US 12,271,161 B2
Method and apparatus for optimizing operation simulation of data center
Hanchen Zhou, Beijing (CN); Qingshan Jia, Beijing (CN); and Xiao Hu, Beijing (CN)
Assigned to Tsinghua University, Beijing (CN)
Filed by Tsinghua University, Beijing (CN)
Filed on Jan. 4, 2024, as Appl. No. 18/404,301.
Claims priority of application No. 202310006010.5 (CN), filed on Jan. 4, 2023.
Prior Publication US 2024/0248440 A1, Jul. 25, 2024
Int. Cl.

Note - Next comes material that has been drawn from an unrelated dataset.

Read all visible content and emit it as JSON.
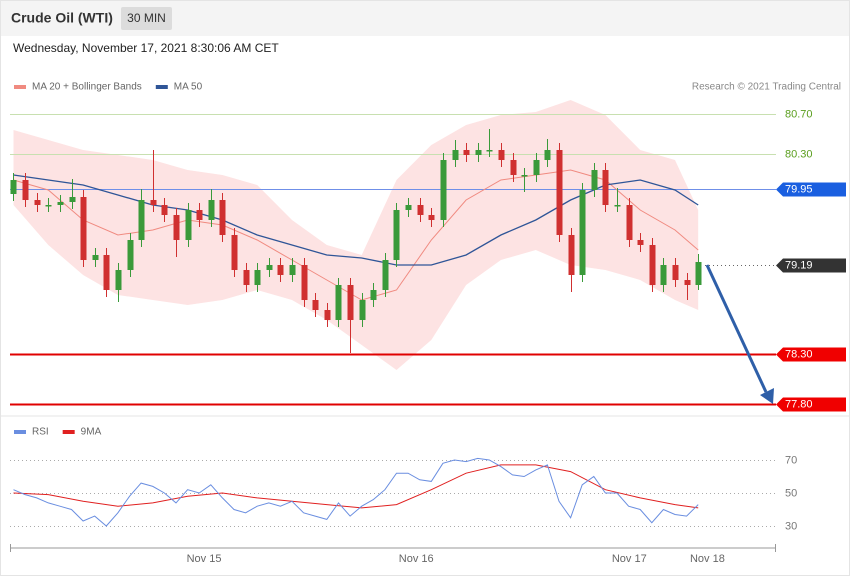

G05B 13/04 (2006.01); G05B 13/02 (2006.01)
CPC G05B 13/048 (2013.01) [G05B 13/0265 (2013.01)] 15 Claims
OG exemplary drawing
 
1. A method for optimizing operation simulation of a data center, comprising:
constructing, by a processor, a data center simulation model, wherein the data center simulation model comprises a first state prediction model and a second state prediction model;
the data center simulation model is configured to provide a simulation environment for a reinforcement learning algorithm, and a precision of the first state prediction model is less than that of the second state prediction model;
acquiring, from the data center, a state data set of the data center and an action data set of the data center, wherein the state data set of the data center comprises state data of the simulated data center at any moment, and the action data set of the data center comprises action data generated according to an action generation rule; wherein the state data set of the data center comprises at least one selected from the following state data: a temperature of a measuring point of each cold aisle in the data center, a temperature of a measuring point of each hot aisle, a fan speed of an air-conditioner in a machine room, a supply water temperature of cooling water, a return water temperature of the cooling water, a supply water temperature of chilled water and a return water temperature of the chilled water; and the action data set of the data center comprises at least one selected from the following action data: a return air temperature of each air-conditioner, a frequency of a cooling pump and a frequency of a chilled pump;
inputting, by the processor, the state data set of the data center and the action data set of the data center into the first state prediction model, to obtain a next state data set predicted by the first state prediction model after executing the action data in the action data set of the data center;
judging, by the processor, based on a preset state safe judgment condition, whether the next state data set predicted by the first state prediction model meets the state safe judgment condition that is set based on a prediction precision of the first state prediction model;
inputting, by the processor, if the next state data set predicted by the first state prediction model meets the state safe judgment condition, the state data set of the data center and the action data set of the data center into the second state prediction model, to obtain a next state data set predicted by the second state prediction model after executing the action data in the action data set of the data center;
optimizing, by the processor, a network parameter of the reinforcement learning algorithm using the next state data set predicted by the second state prediction model, the state data set of the data center, and the action data set of the data center, to obtain a trained reinforcement learning algorithm;
determining, by the processor, an action data set corresponding to a real-time state data set of the data center by using the trained reinforcement learning algorithm, and determining the action data set corresponding to the real-time state data set as a control strategy of the data center; and
controlling, by the processor and based on the control strategy of the data center, the air- conditioner, the cold aisle, the hot aisle, the cooling pump and the chilled pump of the data center.